Hospitals and clinics also must decide what data elements are most essential to a PHR. Although many agree that medication lists and allergies must be in a PHR, providers are pondering whether to include all lab tests as well as diagnostic images, Moore notes.

Providers also must determine whether to enable patients to add their own notes to data imported from an EHR to a PHR, such as to question a doctor's findings, the consultant says. Plus, they must determine whether those patient notes will then flow into the EHR.

A strong advocate of two-way links between EHRs and PHRs, Moore also says practice management systems should be added to the mix to help enable patients to use a PHR to, for example, schedule an appointment.

PHRs need to be portable because so many patients move from city to city and want to maintain access to historical records, adds Steven Fox, VP of provider network management at Blue Cross Blue Shield of Massachusetts, Boston. "We have to trust the consumer like banks do," he argues.

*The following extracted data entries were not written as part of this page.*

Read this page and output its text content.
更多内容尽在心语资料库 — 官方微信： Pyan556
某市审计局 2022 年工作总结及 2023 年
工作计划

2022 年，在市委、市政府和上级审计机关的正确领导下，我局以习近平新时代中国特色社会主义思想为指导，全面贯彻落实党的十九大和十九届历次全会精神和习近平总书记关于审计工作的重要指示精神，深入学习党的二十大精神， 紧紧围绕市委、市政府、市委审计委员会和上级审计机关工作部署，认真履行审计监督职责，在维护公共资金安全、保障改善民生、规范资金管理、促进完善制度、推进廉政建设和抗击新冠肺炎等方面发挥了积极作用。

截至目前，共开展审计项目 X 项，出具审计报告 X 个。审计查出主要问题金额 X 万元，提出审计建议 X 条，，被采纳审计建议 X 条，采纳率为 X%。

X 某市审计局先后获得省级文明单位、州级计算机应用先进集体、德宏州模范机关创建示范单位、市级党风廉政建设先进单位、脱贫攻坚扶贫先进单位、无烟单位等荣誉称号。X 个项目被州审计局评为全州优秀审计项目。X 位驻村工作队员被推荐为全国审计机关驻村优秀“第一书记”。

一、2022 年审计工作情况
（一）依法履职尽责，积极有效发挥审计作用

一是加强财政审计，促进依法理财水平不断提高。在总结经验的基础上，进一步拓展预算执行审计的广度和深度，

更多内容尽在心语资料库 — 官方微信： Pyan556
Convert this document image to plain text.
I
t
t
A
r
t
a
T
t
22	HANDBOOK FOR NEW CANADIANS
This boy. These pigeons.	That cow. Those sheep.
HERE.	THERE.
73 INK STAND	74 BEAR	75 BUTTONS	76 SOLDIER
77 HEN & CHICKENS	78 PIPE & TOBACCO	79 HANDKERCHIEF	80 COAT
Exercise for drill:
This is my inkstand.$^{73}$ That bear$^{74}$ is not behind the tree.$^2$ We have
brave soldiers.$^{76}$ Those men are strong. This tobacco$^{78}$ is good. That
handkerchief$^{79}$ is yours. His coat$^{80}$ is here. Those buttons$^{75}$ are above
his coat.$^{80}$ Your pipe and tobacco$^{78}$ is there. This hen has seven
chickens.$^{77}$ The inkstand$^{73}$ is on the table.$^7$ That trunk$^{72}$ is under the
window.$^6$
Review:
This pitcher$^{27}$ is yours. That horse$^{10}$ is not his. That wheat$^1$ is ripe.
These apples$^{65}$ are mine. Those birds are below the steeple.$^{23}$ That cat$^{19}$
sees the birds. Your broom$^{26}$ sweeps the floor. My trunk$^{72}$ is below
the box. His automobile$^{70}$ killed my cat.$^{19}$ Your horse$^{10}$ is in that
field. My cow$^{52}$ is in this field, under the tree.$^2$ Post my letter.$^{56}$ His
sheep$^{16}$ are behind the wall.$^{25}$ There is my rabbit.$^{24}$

The Blues plan is enabling thousands of its members to create PHRs using technology from Google Health. The insurer automatically populates the PHRs with claims data. In addition, patients who are treated by physicians who practice at Beth Israel Deaconess Medical Center in Boston have their PHRs populated with data from their EHRs, Fox notes.

The Blues plan is now studying how well data from claims, EHRs, reference labs and pharmacies is synchronized within the PHRs so consumers can actually use the data.

Moore and Fox made their comments Sept. 18 at Health Data Management's Health I.T. Stimulus Summit in Boston.